In the past few years, large language models (LLMs) have burst onto the software development scene like a meteor bright, exciting, and full of promise. They can write entire applications in seconds, generate boilerplate code with ease, and explain complex algorithms in plain English. It’s hard not to be impressed.
But after spending serious time testing various AI platforms as coding assistants, I’ve reached a clear conclusion:
AI is not yet suitable for generating long-term, maintainable, production-grade software.
It’s fantastic for prototyping, disposable tools, and accelerating development, but when it comes to real-world, evolving, multi-developer systems it falls short. And the root cause is simple but fundamental: non-determinism.
The Non-Determinism Problem
At the heart of every LLM lies a probabilistic process. When you ask an AI to write or modify code, it doesn’t “recall” what it said before it predicts the next most likely word or token based on the context it sees. Even when you give it the exact same prompt twice, you often get subtly (or wildly) different answers.
In casual conversation, this doesn’t matter much. But in software engineering, determinism is sacred. A build must produce the same binary every time. Tests must behave consistently. A function’s output must depend solely on its input.
LLMs break this rule by design.
When you ask AI to “add a new field to this API,” it might add the field but it might also rename unrelated variables, adjust indentation styles, reorder imports, or subtly alter unrelated logic. These incidental changes make it almost impossible to track what actually changed and why. In version control, that’s noise. In production code, that’s risk.
The Illusion of Velocity
Using AI for coding can feel like flying until you realize you’ve lost track of where you’re going.
AI-generated code feels fast. You type a prompt, and it spits out a function that looks plausible. But as any experienced engineer knows, code that looks correct is not the same as code that is correct.
Worse still, AI often gets 90% right just enough to lull you into trusting it, but that last 10% (the edge cases, performance issues, or security vulnerabilities) can be costly. In long-lived systems, those flaws become ticking time bombs.
So yes, AI saves time but only if you’re ready to spend that saved time reviewing, refactoring, and making it consistent with your project standards. Otherwise, you’re borrowing technical debt against future maintenance.

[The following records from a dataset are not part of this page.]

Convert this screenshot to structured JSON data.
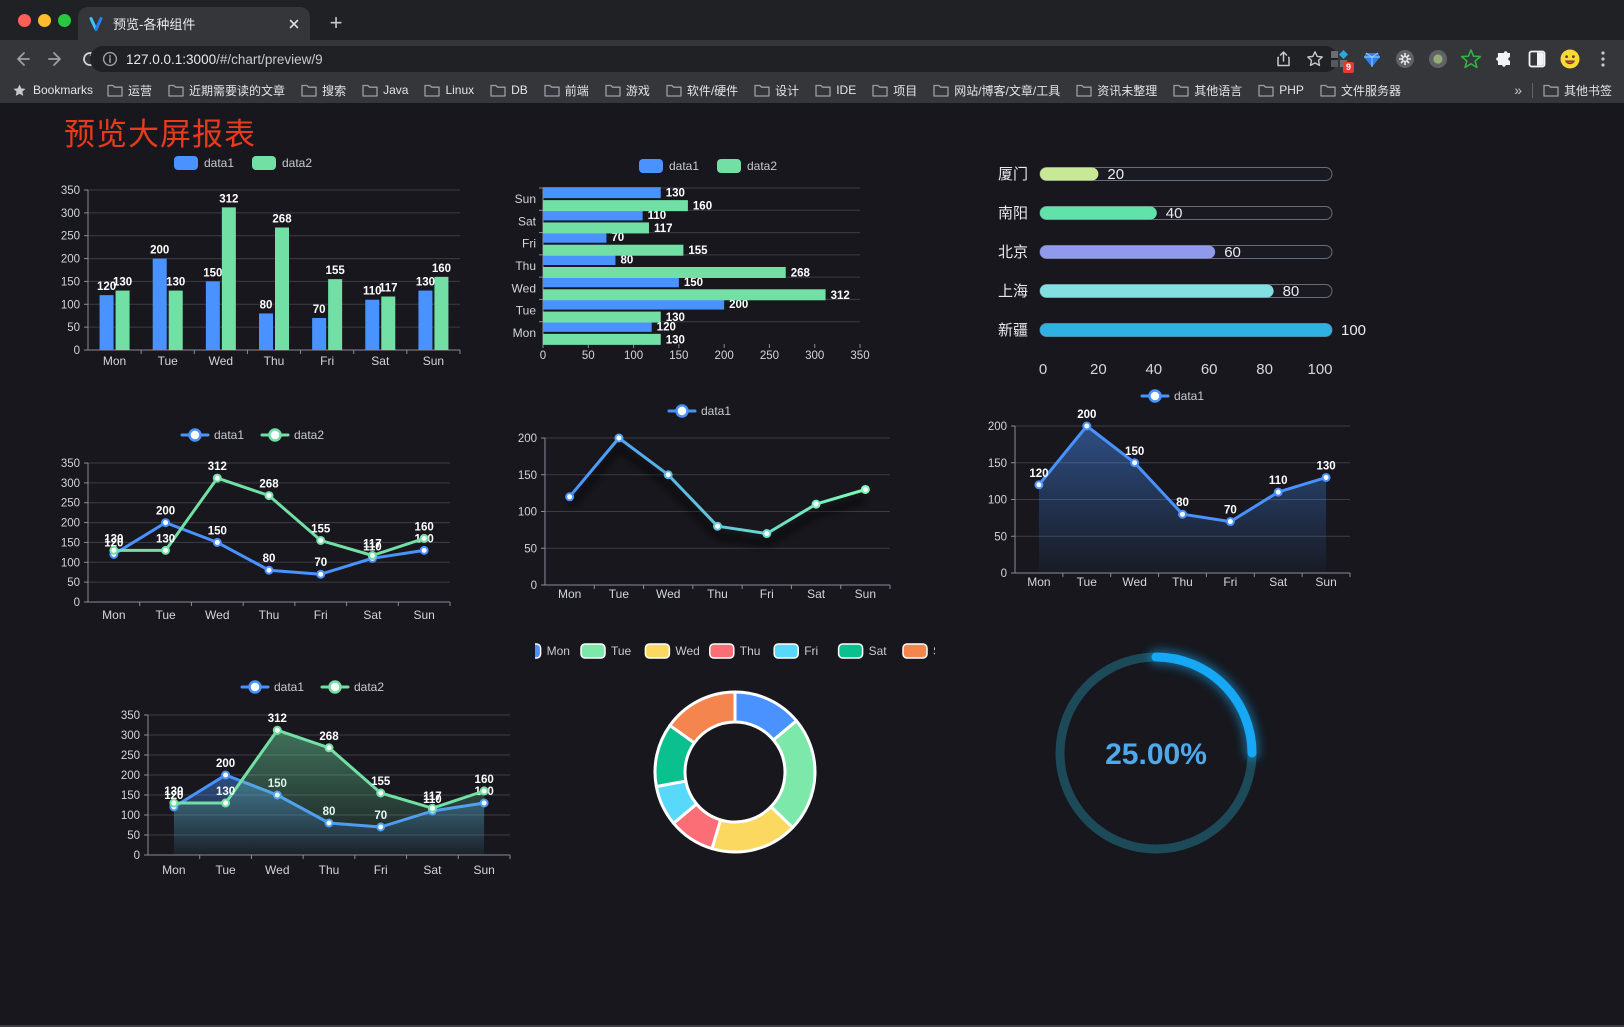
{
  "browser": {
    "tab_title": "预览-各种组件",
    "url_host": "127.0.0.1:3000",
    "url_path": "/#/chart/preview/9",
    "bookmarks_root_label": "Bookmarks",
    "bookmarks": [
      "运营",
      "近期需要读的文章",
      "搜索",
      "Java",
      "Linux",
      "DB",
      "前端",
      "游戏",
      "软件/硬件",
      "设计",
      "IDE",
      "项目",
      "网站/博客/文章/工具",
      "资讯未整理",
      "其他语言",
      "PHP",
      "文件服务器"
    ],
    "bookmarks_overflow": "»",
    "other_bookmarks_label": "其他书签",
    "extension_badge": "9"
  },
  "page": {
    "title": "预览大屏报表",
    "title_color": "#e83a1c",
    "background": "#17171d"
  },
  "chart_data": [
    {
      "id": "grouped-bar",
      "type": "bar",
      "categories": [
        "Mon",
        "Tue",
        "Wed",
        "Thu",
        "Fri",
        "Sat",
        "Sun"
      ],
      "series": [
        {
          "name": "data1",
          "color": "#4992ff",
          "values": [
            120,
            200,
            150,
            80,
            70,
            110,
            130
          ]
        },
        {
          "name": "data2",
          "color": "#72e0a5",
          "values": [
            130,
            130,
            312,
            268,
            155,
            117,
            160
          ]
        }
      ],
      "ylim": [
        0,
        350
      ],
      "ytick_step": 50,
      "grid": true,
      "legend_position": "top",
      "value_labels": true
    },
    {
      "id": "horizontal-bar",
      "type": "bar-horizontal",
      "categories": [
        "Mon",
        "Tue",
        "Wed",
        "Thu",
        "Fri",
        "Sat",
        "Sun"
      ],
      "series": [
        {
          "name": "data1",
          "color": "#4992ff",
          "values": [
            120,
            200,
            150,
            80,
            70,
            110,
            130
          ]
        },
        {
          "name": "data2",
          "color": "#72e0a5",
          "values": [
            130,
            130,
            312,
            268,
            155,
            117,
            160
          ]
        }
      ],
      "xlim": [
        0,
        350
      ],
      "xtick_step": 50,
      "grid": true,
      "legend_position": "top",
      "value_labels": true
    },
    {
      "id": "progress-bars",
      "type": "progress",
      "rows": [
        {
          "label": "厦门",
          "value": 20,
          "color": "#c9e897"
        },
        {
          "label": "南阳",
          "value": 40,
          "color": "#5fe3ab"
        },
        {
          "label": "北京",
          "value": 60,
          "color": "#8f9aec"
        },
        {
          "label": "上海",
          "value": 80,
          "color": "#83dfe2"
        },
        {
          "label": "新疆",
          "value": 100,
          "color": "#2fb1e3"
        }
      ],
      "xlim": [
        0,
        100
      ],
      "xticks": [
        0,
        20,
        40,
        60,
        80,
        100
      ]
    },
    {
      "id": "line-two-series",
      "type": "line",
      "categories": [
        "Mon",
        "Tue",
        "Wed",
        "Thu",
        "Fri",
        "Sat",
        "Sun"
      ],
      "series": [
        {
          "name": "data1",
          "color": "#4992ff",
          "values": [
            120,
            200,
            150,
            80,
            70,
            110,
            130
          ]
        },
        {
          "name": "data2",
          "color": "#72e0a5",
          "values": [
            130,
            130,
            312,
            268,
            155,
            117,
            160
          ]
        }
      ],
      "ylim": [
        0,
        350
      ],
      "ytick_step": 50,
      "legend_position": "top",
      "value_labels": true
    },
    {
      "id": "gradient-line",
      "type": "line",
      "categories": [
        "Mon",
        "Tue",
        "Wed",
        "Thu",
        "Fri",
        "Sat",
        "Sun"
      ],
      "series": [
        {
          "name": "data1",
          "color": "#4992ff",
          "gradient": [
            "#4992ff",
            "#7cffb2"
          ],
          "values": [
            120,
            200,
            150,
            80,
            70,
            110,
            130
          ]
        }
      ],
      "ylim": [
        0,
        200
      ],
      "ytick_step": 50,
      "legend_position": "top",
      "value_labels": false
    },
    {
      "id": "area-line",
      "type": "line",
      "categories": [
        "Mon",
        "Tue",
        "Wed",
        "Thu",
        "Fri",
        "Sat",
        "Sun"
      ],
      "series": [
        {
          "name": "data1",
          "color": "#4992ff",
          "area": true,
          "values": [
            120,
            200,
            150,
            80,
            70,
            110,
            130
          ]
        }
      ],
      "ylim": [
        0,
        200
      ],
      "ytick_step": 50,
      "legend_position": "top",
      "value_labels": true
    },
    {
      "id": "two-series-area",
      "type": "line",
      "categories": [
        "Mon",
        "Tue",
        "Wed",
        "Thu",
        "Fri",
        "Sat",
        "Sun"
      ],
      "series": [
        {
          "name": "data1",
          "color": "#4992ff",
          "area": true,
          "values": [
            120,
            200,
            150,
            80,
            70,
            110,
            130
          ]
        },
        {
          "name": "data2",
          "color": "#72e0a5",
          "area": true,
          "values": [
            130,
            130,
            312,
            268,
            155,
            117,
            160
          ]
        }
      ],
      "ylim": [
        0,
        350
      ],
      "ytick_step": 50,
      "legend_position": "top",
      "value_labels": true
    },
    {
      "id": "donut",
      "type": "pie",
      "categories": [
        "Mon",
        "Tue",
        "Wed",
        "Thu",
        "Fri",
        "Sat",
        "Sun"
      ],
      "values": [
        120,
        200,
        150,
        80,
        70,
        110,
        130
      ],
      "colors": [
        "#4992ff",
        "#7ce8a9",
        "#fbd960",
        "#fc6e75",
        "#58d9f9",
        "#0ac08e",
        "#f5854f"
      ],
      "inner_radius_ratio": 0.62,
      "legend_position": "top",
      "border_color": "#ffffff"
    },
    {
      "id": "gauge",
      "type": "gauge",
      "value": 25,
      "max": 100,
      "display": "25.00%",
      "color": "#16a7f5",
      "track_color": "#1d4a58",
      "text_color": "#4da9ec"
    }
  ]
}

“Vibe Coding” vs. Real Engineering
There’s a growing trend I like to call “vibe coding” relying on AI to produce code that “feels” right without understanding it deeply. It’s seductive, especially for less experienced developers or under time pressure.
But the truth is: software longevity is built on understanding, not vibes.
A healthy codebase is not just functional it’s coherent, documented, and maintainable. Every class, function, and comment exists for a reason that another human can later understand. AI-generated code often lacks that intentionality. It can mimic style, but it doesn’t comprehend architecture, team conventions, or long-term evolution.
AI doesn’t “see” the whole system it only sees your current prompt.
Where AI Does Shine
Despite these limitations, I’m not anti-AI. In fact, I use it daily strategically.
AI is brilliant at:
- Prototyping ideas getting something working fast, even if it’s messy.
- Generating boilerplate writing repetitive CRUD or setup code.
- Explaining code translating complex logic into human-readable summaries.
- Brainstorming solutions helping you think through alternative approaches.
- Writing tests drafting coverage you can refine manually.
In other words, AI accelerates cognition, not automation. It’s a thinking partner, not a replacement for engineering discipline.
What It Means for the Future
As LLMs improve, we’ll likely see more deterministic, context-aware systems perhaps ones that can “anchor” to a codebase and learn its structure persistently. But until then, the responsibility for coherence, maintainability, and correctness still lies with us the humans.
AI might be the apprentice, but we’re still the architects.
My takeaway after months of experimentation is simple:
Use AI to accelerate development, not to abdicate responsibility.
Treat its output like an intern’s draft: useful, fast, and full of potential but never production-ready without review, cleanup, and integration into your project’s ecosystem.
The Bottom Line
AI coding tools are a revolution but like every revolution, they require balance and maturity to use effectively. They’re not replacing software engineers; they’re augmenting them.
So go ahead, let the AI write your prototypes, mock APIs, or test scaffolds. But when it comes to the production systems that real users depend on make sure there’s a human behind the keyboard who understands every line.
Because in the end, the difference between disposable and durable code isn’t who (or what) wrote it it’s who owns it.